US operators cut activity across all the major tight oil basins, but some were more resilient than others. Completions in the Delaware dropped 32% M/M, and 45% M/M in both the Midland and Williston Basins. The decline was most dramatic in the Rockies and in the Anadarko. DJ operators cut well completions by 58% in April. It was clear from the start of the year that the Anadarko Basin was out of fashion, with completions down 62% Y/Y in March, but Oklahoma operators cut even further in April, down 85% M/M and 94% Y/Y.

The spectacular decline in well completions is not done yet. Frac activity Kayrros observed in March and early April drove April completions, but active frac spreads continued to decline through April and May, bottoming out in the last week of April, a nearly 80% drop from the last week of March. (Figure 3) We may have seen the end of frac activity declines, however. To some extent that is because activity cannot get any lower in most basins. Only one frac crew is active in each of the Williston, the DJ, and the Anadarko Basins in May.
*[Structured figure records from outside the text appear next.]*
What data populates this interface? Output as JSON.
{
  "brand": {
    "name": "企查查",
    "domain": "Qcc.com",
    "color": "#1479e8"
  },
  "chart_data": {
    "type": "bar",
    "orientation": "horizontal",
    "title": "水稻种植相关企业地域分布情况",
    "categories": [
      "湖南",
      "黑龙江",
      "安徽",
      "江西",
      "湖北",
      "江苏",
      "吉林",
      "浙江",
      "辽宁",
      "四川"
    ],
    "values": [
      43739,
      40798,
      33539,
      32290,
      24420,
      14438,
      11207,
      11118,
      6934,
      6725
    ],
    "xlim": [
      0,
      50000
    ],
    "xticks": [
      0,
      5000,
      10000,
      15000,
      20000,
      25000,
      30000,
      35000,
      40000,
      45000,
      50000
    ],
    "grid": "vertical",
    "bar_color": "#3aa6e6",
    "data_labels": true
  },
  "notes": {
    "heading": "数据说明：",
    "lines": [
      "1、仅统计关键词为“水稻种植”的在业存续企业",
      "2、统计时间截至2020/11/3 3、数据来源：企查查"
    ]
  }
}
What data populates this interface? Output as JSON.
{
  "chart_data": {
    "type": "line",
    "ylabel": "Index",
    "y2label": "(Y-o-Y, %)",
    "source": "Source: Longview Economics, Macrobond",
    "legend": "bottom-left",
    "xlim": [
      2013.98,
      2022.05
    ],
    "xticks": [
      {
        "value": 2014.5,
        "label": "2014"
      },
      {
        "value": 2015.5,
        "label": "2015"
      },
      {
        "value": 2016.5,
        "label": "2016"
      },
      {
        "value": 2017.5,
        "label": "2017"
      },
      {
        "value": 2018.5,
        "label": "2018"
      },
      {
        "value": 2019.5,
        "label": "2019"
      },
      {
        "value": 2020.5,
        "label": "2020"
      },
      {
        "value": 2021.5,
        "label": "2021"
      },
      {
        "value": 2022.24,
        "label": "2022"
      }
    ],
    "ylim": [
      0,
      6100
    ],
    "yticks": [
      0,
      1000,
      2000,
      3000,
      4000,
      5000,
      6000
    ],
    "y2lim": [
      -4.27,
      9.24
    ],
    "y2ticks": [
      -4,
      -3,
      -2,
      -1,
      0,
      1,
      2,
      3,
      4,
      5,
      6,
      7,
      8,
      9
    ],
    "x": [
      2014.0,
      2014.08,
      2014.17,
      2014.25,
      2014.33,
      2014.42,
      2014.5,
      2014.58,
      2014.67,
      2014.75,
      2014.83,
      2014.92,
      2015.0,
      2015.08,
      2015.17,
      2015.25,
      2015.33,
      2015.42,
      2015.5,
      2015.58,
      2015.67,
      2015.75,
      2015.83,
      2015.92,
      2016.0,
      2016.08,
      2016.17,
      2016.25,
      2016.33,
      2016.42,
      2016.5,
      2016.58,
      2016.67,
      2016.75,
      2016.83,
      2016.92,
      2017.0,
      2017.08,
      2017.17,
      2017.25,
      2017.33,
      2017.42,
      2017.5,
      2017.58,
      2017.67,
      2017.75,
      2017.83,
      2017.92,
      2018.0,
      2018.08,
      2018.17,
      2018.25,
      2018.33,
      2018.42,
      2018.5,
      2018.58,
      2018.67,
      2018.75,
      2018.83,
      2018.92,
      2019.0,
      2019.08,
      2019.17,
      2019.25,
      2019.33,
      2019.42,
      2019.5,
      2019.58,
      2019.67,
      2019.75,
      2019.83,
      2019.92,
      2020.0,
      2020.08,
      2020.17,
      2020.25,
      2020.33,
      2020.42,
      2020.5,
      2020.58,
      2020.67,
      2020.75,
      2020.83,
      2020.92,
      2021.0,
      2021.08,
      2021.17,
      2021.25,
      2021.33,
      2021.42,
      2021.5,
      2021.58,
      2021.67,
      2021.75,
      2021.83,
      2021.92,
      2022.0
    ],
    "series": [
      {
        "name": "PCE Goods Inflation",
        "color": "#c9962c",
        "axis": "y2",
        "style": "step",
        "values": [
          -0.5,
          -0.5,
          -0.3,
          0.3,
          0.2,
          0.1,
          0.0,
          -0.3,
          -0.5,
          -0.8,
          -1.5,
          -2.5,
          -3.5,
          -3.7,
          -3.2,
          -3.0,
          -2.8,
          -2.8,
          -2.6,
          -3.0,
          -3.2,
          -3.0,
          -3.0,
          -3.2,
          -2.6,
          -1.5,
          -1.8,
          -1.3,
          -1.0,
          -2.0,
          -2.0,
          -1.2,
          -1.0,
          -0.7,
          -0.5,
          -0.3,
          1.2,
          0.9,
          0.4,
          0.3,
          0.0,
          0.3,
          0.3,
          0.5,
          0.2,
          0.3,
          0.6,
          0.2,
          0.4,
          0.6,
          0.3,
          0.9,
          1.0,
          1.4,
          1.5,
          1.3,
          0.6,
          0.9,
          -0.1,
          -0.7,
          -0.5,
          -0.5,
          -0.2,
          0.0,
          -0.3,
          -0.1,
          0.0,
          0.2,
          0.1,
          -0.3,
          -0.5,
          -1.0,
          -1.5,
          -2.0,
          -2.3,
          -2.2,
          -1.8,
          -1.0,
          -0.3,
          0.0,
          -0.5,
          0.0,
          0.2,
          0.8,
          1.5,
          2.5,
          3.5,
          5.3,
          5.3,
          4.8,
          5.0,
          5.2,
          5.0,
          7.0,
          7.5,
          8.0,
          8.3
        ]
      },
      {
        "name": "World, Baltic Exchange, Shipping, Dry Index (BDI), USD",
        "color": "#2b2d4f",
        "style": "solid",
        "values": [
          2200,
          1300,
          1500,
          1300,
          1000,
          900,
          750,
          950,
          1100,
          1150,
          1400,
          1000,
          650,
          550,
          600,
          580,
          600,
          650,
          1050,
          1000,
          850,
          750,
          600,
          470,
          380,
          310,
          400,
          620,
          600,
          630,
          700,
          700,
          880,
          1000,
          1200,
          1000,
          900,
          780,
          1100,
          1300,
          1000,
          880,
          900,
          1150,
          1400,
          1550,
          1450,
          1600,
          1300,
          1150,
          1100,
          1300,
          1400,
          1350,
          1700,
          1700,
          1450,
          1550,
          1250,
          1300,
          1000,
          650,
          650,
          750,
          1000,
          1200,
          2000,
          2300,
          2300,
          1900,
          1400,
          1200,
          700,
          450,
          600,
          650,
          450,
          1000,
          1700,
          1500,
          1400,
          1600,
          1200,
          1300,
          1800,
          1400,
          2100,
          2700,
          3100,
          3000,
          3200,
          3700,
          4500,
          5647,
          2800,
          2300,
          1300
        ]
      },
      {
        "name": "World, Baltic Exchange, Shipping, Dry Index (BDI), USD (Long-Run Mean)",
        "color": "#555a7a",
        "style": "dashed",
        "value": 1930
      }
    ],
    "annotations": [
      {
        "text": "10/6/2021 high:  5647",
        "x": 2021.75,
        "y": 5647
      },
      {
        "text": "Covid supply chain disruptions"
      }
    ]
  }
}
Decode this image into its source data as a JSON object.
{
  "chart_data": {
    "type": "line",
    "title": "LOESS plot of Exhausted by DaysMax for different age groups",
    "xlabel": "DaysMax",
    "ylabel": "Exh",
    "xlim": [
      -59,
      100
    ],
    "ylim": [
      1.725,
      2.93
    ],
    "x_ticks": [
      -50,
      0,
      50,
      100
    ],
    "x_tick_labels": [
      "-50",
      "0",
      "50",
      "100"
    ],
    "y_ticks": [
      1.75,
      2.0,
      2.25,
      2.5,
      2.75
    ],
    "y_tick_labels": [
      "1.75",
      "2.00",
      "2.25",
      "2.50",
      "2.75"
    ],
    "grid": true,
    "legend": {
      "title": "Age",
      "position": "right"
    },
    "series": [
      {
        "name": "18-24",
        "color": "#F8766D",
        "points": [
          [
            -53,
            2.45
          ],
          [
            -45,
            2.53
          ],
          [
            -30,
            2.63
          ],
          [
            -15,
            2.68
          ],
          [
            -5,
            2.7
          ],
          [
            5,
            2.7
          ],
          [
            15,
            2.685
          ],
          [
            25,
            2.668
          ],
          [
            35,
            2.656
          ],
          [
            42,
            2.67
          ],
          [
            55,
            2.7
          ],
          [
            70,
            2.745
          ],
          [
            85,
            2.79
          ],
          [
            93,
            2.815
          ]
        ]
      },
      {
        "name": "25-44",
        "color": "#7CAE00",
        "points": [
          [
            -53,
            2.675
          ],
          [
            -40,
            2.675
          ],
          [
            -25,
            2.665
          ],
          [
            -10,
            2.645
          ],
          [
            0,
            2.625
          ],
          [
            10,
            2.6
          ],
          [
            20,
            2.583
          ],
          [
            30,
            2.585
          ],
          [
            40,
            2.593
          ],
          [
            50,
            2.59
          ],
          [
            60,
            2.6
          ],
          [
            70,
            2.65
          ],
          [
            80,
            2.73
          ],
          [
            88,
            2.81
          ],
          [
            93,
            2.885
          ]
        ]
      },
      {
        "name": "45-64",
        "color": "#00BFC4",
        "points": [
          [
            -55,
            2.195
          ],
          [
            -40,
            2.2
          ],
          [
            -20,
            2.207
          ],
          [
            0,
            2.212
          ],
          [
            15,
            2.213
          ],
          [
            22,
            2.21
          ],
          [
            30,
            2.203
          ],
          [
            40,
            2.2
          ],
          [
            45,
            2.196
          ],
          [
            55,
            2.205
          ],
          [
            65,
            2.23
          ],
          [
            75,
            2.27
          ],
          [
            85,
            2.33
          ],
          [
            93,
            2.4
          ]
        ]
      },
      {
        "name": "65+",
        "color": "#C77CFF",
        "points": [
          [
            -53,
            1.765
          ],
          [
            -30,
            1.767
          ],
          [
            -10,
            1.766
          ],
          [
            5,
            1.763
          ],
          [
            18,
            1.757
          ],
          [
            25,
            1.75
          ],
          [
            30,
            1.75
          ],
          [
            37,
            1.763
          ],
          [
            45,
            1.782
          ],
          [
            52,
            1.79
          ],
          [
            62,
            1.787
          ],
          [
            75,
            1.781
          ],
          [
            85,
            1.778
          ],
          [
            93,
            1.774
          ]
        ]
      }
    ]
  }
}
DUC inventories climb dramatically as drilling activity outpaces well completions

Though operators have cut activity to the bone across the US, the drop in active fracs was much more dramatic than the drop in active rigs. While active fracs have dropped 86% since reaching their 2020 peak in February, active rigs have fallen only 69% over the same period. (Figure 4) This imbalance in activity levels has led to a 32% increase in drilled, uncompleted (DUC) well inventory in March and April, the fastest increase since the beginning of Kayrros data and likely since the beginning of the shale revolution. (Figure 5) Though the gap between drilling and completion activity has narrowed in May, with operators cutting more rigs and active fracs at minimums, DUC inventory continued to increase in May. Operators are now poised, as WTI prices climb toward $40, to resume frac activity and begin drawing down on that inventory. On a sunk cost basis, the vast majority of these DUCs are already economic — at least on paper — to complete today. However, before operators begin to resume completing wells, they will need to resume production on the wells they shut in when prices fell to unprecedented lows back in April. Kayrros is already seeing evidence of that in West Texas crude oil inventory levels.

After operators began shutting in wells in April, Kayrros saw crude oil inventories in West Texas fall to the lowest level since at least 2016, the beginning of the history of satellite measurement of crude storage. Since reaching lows in late May, West Texas stocks have climbed to 6-month highs. (Figure 6) Kayrros began hearing anecdotes from the field that operators were bringing wells back online in early June. This jump in inventories suggest they may have started even earlier. With WTI prices were safely above $30/b, operators decided it was time to begin turning wells back online.

With shut-in wells being turned back online and refinery runs still 4MM b/d below seasonal norms, US inventories have once again resumed builds. Even with the OPEC decision to maintain production cuts and other non-OPEC production still declining, this increase in US production is likely to put pressure on crude oil prices in the short term, even as demand continues to recover. This increase in US supply will be short-lived, however. Without a substantial increase in drilling and completion activity, US crude production will soon resume declines. Assuming global demand recovers to normal levels — admittedly a significant assumption with COVID-19 still spreading in many parts of the world — even increased OPEC output will not be enough to balance the oil market. The crude price curve will shift to backwardation as inventories resume draws and US producers will be called back to work to help fill the global decline wedge.